By contrast, a console application is very POSIX like in its behavior. printf() writes to the
console (cmd.exe) you invoked from and you can pipe the output.

I recently started using MINGW (http://www.mingw.org/) - a port of the GNU compiler collection
to Windows. MINGW is different from CYGWIN which provides a Unix/POSIX like system under Windows.
MINGW can generate Windows applications - so, no need for the SDK. (MINGW is simply brilliant;
I'll explain why, below).

In porting CRiSP to run under MINGW, I ended up building a "premake" like build tool,
because the Windows and Unix makefiles had grown too long in the tooth to easily adapt. After
building CRiSP under MINGW, I did something *wrong*. I built crisp.exe as a console application.
I didnt realise this. And was surprised that printf() was writing to the console.

Up until now, CRiSP has had to emulate the console, and writes to a popup dialog. Its not a bad
way of debugging, but a nuisance, despite some nice little features which help me.

But why was MINGW crisp.exe writing to stdout quite happily, yet the Win32 version of CRiSP.EXE
did not? I had attempted to solve this problem many years ago, and found that somewhere in the
Windows startup code, the STDIN/STDOUT/STDERR handles are closed and not available - by the time
WinMain() is called, it is game over.

But when crisp.exe is linked as a console application, this does not happen. stdin/stdout/stderr
are left intact. So, a GUI application can read/write to stdin/stdout !

I dont know why all the Windows documentation makes a big play about the linking "subsystem", but if
you ignore it, life is more palatable.

Why is MINGW so good? Because "gdb" just *works*. I can use gdb on Linux, MacOS and Windows and have
the same debug environment. Even hardware watchpoints work. gdb may not be everyones favorite debugger,
but it is might powerful.

Prior to this I was using the free Visual C++ Express edition. (I had purchased the Professional
Visual Studio a long time back, but Visual Studio, despite being a very powerful product, just
changes too often with whatever current flavour of technology is current, and its not cost effective
for software which runs cross-platform). With the advent of Windows-8, its not clear whether
Microsoft is trying more to create a walled garden, like Apple is/has done.

So, the GNU compiler collection is great - providing a consistent compiler platform across
many operating systems.

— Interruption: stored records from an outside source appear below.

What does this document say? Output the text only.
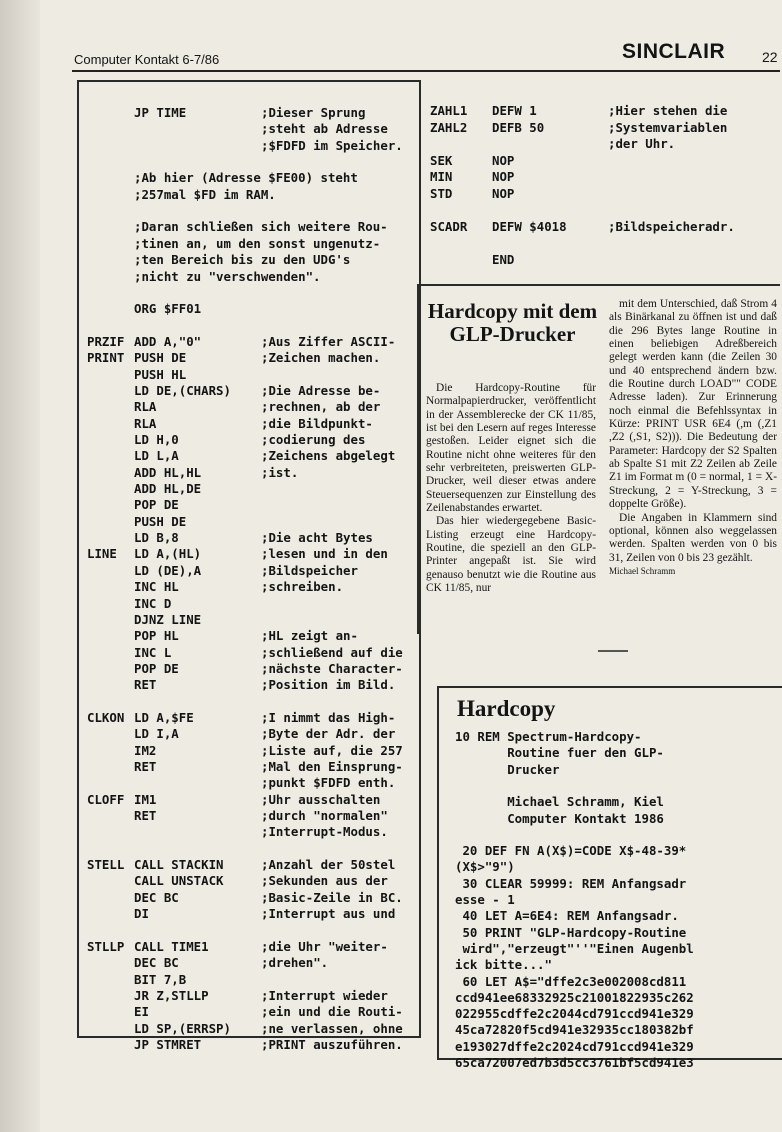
Computer Kontakt 6-7/86	SINCLAIR	22
JP TIME	;Dieser Sprung
;steht ab Adresse
;$FDFD im Speicher.
;Ab hier (Adresse $FE00) steht
;257mal $FD im RAM.
;Daran schließen sich weitere Rou-
;tinen an, um den sonst ungenutz-
;ten Bereich bis zu den UDG's
;nicht zu "verschwenden".
ORG $FF01
PRZIF ADD A,"0"	;Aus Ziffer ASCII-
PRINT PUSH DE	;Zeichen machen.
PUSH HL
LD DE,(CHARS) ;Die Adresse be-
RLA	;rechnen, ab der
RLA	;die Bildpunkt-
LD H,0	;codierung des
LD L,A	;Zeichens abgelegt
ADD HL,HL	;ist.
ADD HL,DE
POP DE
PUSH DE
LD B,8	;Die acht Bytes
LINE LD A,(HL)	;lesen und in den
LD (DE),A	;Bildspeicher
INC HL	;schreiben.
INC D
DJNZ LINE
POP HL	;HL zeigt an-
INC L	;schließend auf die
POP DE	;nächste Character-
RET	;Position im Bild.
CLKON LD A,$FE	;I nimmt das High-
LD I,A	;Byte der Adr. der
IM2	;Liste auf, die 257
RET	;Mal den Einsprung-
;punkt $FDFD enth.
CLOFF IM1	;Uhr ausschalten
RET	;durch "normalen"
;Interrupt-Modus.
STELL CALL STACKIN	;Anzahl der 50stel
CALL UNSTACK	;Sekunden aus der
DEC BC	;Basic-Zeile in BC.
DI	;Interrupt aus und
STLLP CALL TIME1	;die Uhr "weiter-
DEC BC	;drehen".
BIT 7,B
JR Z,STLLP	;Interrupt wieder
EI	;ein und die Routi-
LD SP,(ERRSP) ;ne verlassen, ohne
JP STMRET	;PRINT auszuführen.
ZAHL1 DEFW 1	;Hier stehen die
ZAHL2 DEFB 50	;Systemvariablen
;der Uhr.
SEK	NOP
MIN	NOP
STD	NOP
SCADR DEFW $4018	;Bildspeicheradr.
END
Hardcopy mit dem GLP-Drucker

Die Hardcopy-Routine für Normalpapierdrucker, veröffentlicht in der Assemblerecke der CK 11/85, ist bei den Lesern auf reges Interesse gestoßen. Leider eignet sich die Routine nicht ohne weiteres für den sehr verbreiteten, preiswerten GLP-Drucker, weil dieser etwas andere Steuersequenzen zur Einstellung des Zeilenabstandes erwartet.

Das hier wiedergegebene Basic-Listing erzeugt eine Hardcopy-Routine, die speziell an den GLP-Printer angepaßt ist. Sie wird genauso benutzt wie die Routine aus CK 11/85, nur

mit dem Unterschied, daß Strom 4 als Binärkanal zu öffnen ist und daß die 296 Bytes lange Routine in einen beliebigen Adreßbereich gelegt werden kann (die Zeilen 30 und 40 entsprechend ändern bzw. die Routine durch LOAD"" CODE Adresse laden). Zur Erinnerung noch einmal die Befehlssyntax in Kürze: PRINT USR 6E4 (,m (,Z1 ,Z2 (,S1, S2))). Die Bedeutung der Parameter: Hardcopy der S2 Spalten ab Spalte S1 mit Z2 Zeilen ab Zeile Z1 im Format m (0 = normal, 1 = X-Streckung, 2 = Y-Streckung, 3 = doppelte Größe).

Die Angaben in Klammern sind optional, können also weggelassen werden. Spalten werden von 0 bis 31, Zeilen von 0 bis 23 gezählt.

Michael Schramm

Hardcopy
10 REM Spectrum-Hardcopy-
Routine fuer den GLP-
Drucker
Michael Schramm, Kiel
Computer Kontakt 1986
20 DEF FN A(X$)=CODE X$-48-39*
(X$>"9")
30 CLEAR 59999: REM Anfangsadr
esse - 1
40 LET A=6E4: REM Anfangsadr.
50 PRINT "GLP-Hardcopy-Routine
wird","erzeugt"''"Einen Augenbl
ick bitte..."
60 LET A$="dffe2c3e002008cd811
ccd941ee68332925c21001822935c262
022955cdffe2c2044cd791ccd941e329
45ca72820f5cd941e32935cc180382bf
e193027dffe2c2024cd791ccd941e329
65ca72007ed7b3d5cc3761bf5cd941e3
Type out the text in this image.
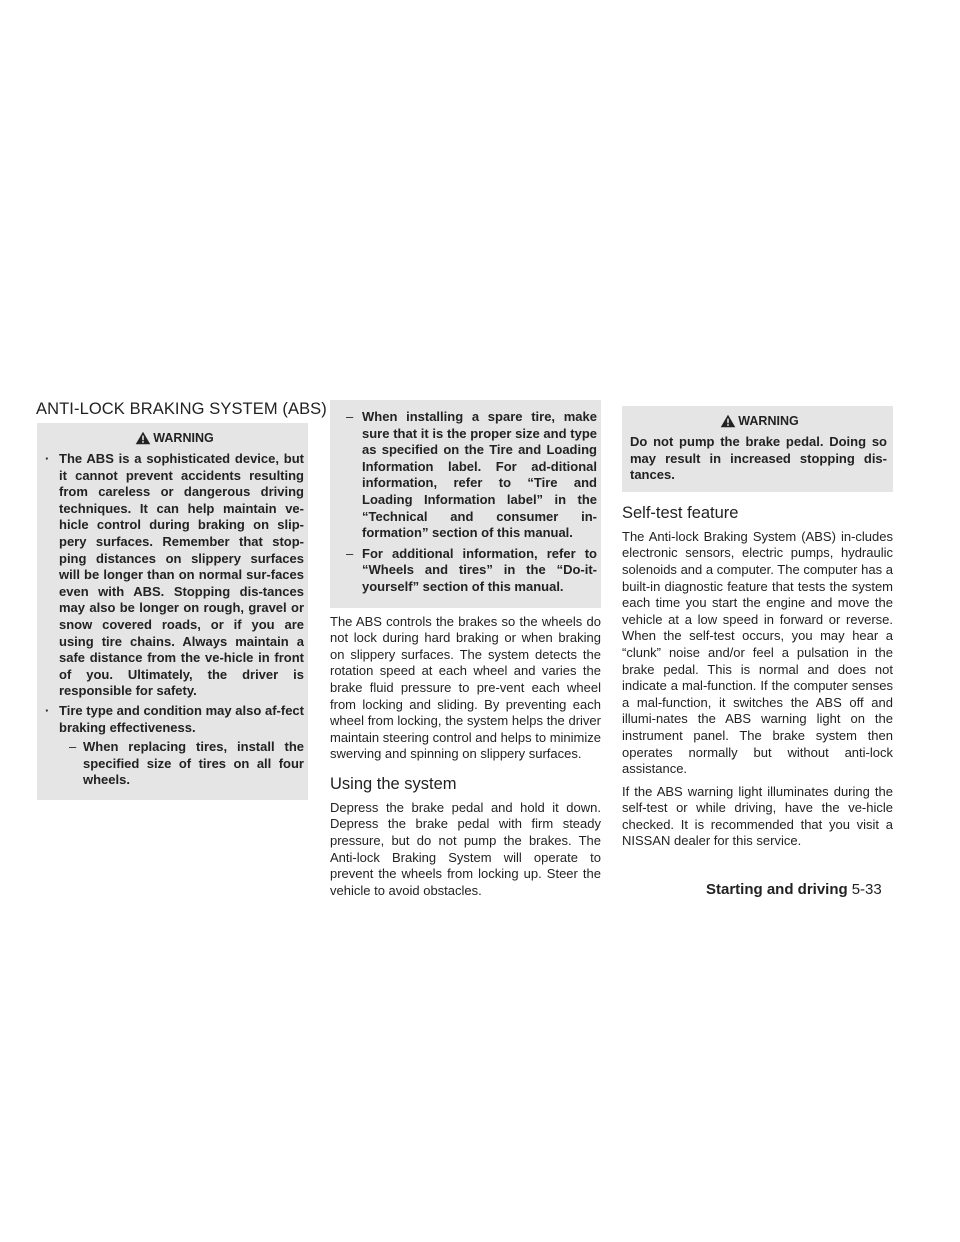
ANTI-LOCK BRAKING SYSTEM (ABS)
WARNING
· The ABS is a sophisticated device, but it cannot prevent accidents resulting from careless or dangerous driving techniques. It can help maintain ve-hicle control during braking on slip-pery surfaces. Remember that stop-ping distances on slippery surfaces will be longer than on normal sur-faces even with ABS. Stopping dis-tances may also be longer on rough, gravel or snow covered roads, or if you are using tire chains. Always maintain a safe distance from the ve-hicle in front of you. Ultimately, the driver is responsible for safety.
· Tire type and condition may also af-fect braking effectiveness.
– When replacing tires, install the specified size of tires on all four wheels.
– When installing a spare tire, make sure that it is the proper size and type as specified on the Tire and Loading Information label. For ad-ditional information, refer to “Tire and Loading Information label” in the “Technical and consumer in-formation” section of this manual.
– For additional information, refer to “Wheels and tires” in the “Do-it-yourself” section of this manual.

The ABS controls the brakes so the wheels do not lock during hard braking or when braking on slippery surfaces. The system detects the rotation speed at each wheel and varies the brake fluid pressure to pre-vent each wheel from locking and sliding. By preventing each wheel from locking, the system helps the driver maintain steering control and helps to minimize swerving and spinning on slippery surfaces.

Using the system

Depress the brake pedal and hold it down. Depress the brake pedal with firm steady pressure, but do not pump the brakes. The Anti-lock Braking System will operate to prevent the wheels from locking up. Steer the vehicle to avoid obstacles.

WARNING
Do not pump the brake pedal. Doing so may result in increased stopping dis-tances.
Self-test feature

The Anti-lock Braking System (ABS) in-cludes electronic sensors, electric pumps, hydraulic solenoids and a computer. The computer has a built-in diagnostic feature that tests the system each time you start the engine and move the vehicle at a low speed in forward or reverse. When the self-test occurs, you may hear a “clunk” noise and/or feel a pulsation in the brake pedal. This is normal and does not indicate a mal-function. If the computer senses a mal-function, it switches the ABS off and illumi-nates the ABS warning light on the instrument panel. The brake system then operates normally but without anti-lock assistance.

If the ABS warning light illuminates during the self-test or while driving, have the ve-hicle checked. It is recommended that you visit a NISSAN dealer for this service.

Starting and driving 5-33
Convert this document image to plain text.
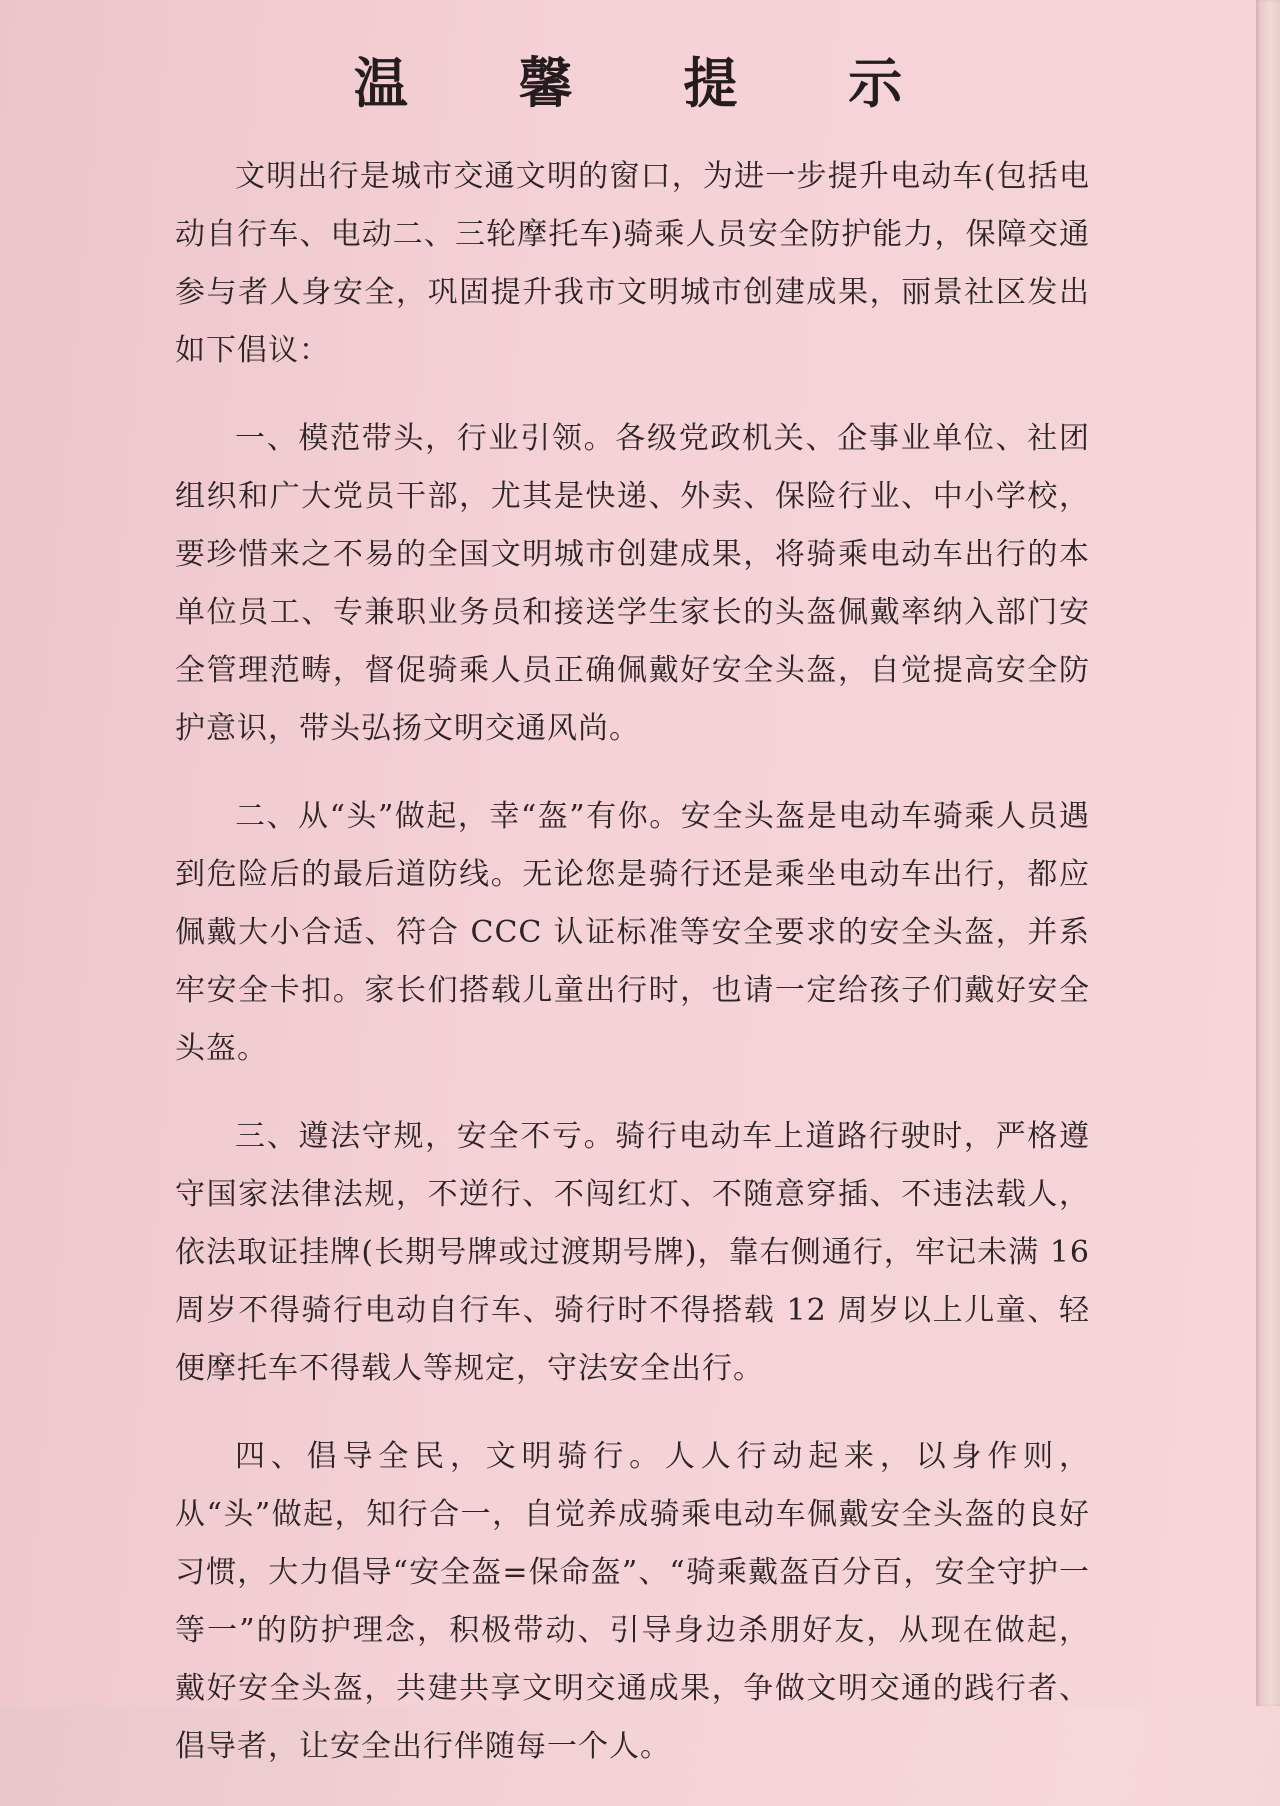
温 馨 提 示

文明出行是城市交通文明的窗口，为进一步提升电动车(包括电动自行车、电动二、三轮摩托车)骑乘人员安全防护能力，保障交通参与者人身安全，巩固提升我市文明城市创建成果，丽景社区发出如下倡议：

一、模范带头，行业引领。各级党政机关、企事业单位、社团组织和广大党员干部，尤其是快递、外卖、保险行业、中小学校，要珍惜来之不易的全国文明城市创建成果，将骑乘电动车出行的本单位员工、专兼职业务员和接送学生家长的头盔佩戴率纳入部门安全管理范畴，督促骑乘人员正确佩戴好安全头盔，自觉提高安全防护意识，带头弘扬文明交通风尚。

二、从“头”做起，幸“盔”有你。安全头盔是电动车骑乘人员遇到危险后的最后道防线。无论您是骑行还是乘坐电动车出行，都应佩戴大小合适、符合 CCC 认证标准等安全要求的安全头盔，并系牢安全卡扣。家长们搭载儿童出行时，也请一定给孩子们戴好安全头盔。

三、遵法守规，安全不亏。骑行电动车上道路行驶时，严格遵守国家法律法规，不逆行、不闯红灯、不随意穿插、不违法载人，依法取证挂牌(长期号牌或过渡期号牌)，靠右侧通行，牢记未满 16 周岁不得骑行电动自行车、骑行时不得搭载 12 周岁以上儿童、轻便摩托车不得载人等规定，守法安全出行。

四、倡导全民，文明骑行。人人行动起来，以身作则，从“头”做起，知行合一，自觉养成骑乘电动车佩戴安全头盔的良好习惯，大力倡导“安全盔=保命盔”、“骑乘戴盔百分百，安全守护一等一”的防护理念，积极带动、引导身边杀朋好友，从现在做起，戴好安全头盔，共建共享文明交通成果，争做文明交通的践行者、倡导者，让安全出行伴随每一个人。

MINGW fills in a gap - which was how to use GCC to create Windows applications.

Currently CRiSP is being built via Visual Studio, and MINGW is only being used for internal
debugging, but this may likely change in the near future.




Post created by CRiSP v11.0.4a-b6356


1 comment:

  1. Well, one issue I found (thanks Pierre) is that making it a console app, and then doing "start crisp.exe" causes an additional cmd.exe console to be launched.

    Back to the drawing board. I really want it to be a console app if launched from the console, but a windows app if not launched with a stdin.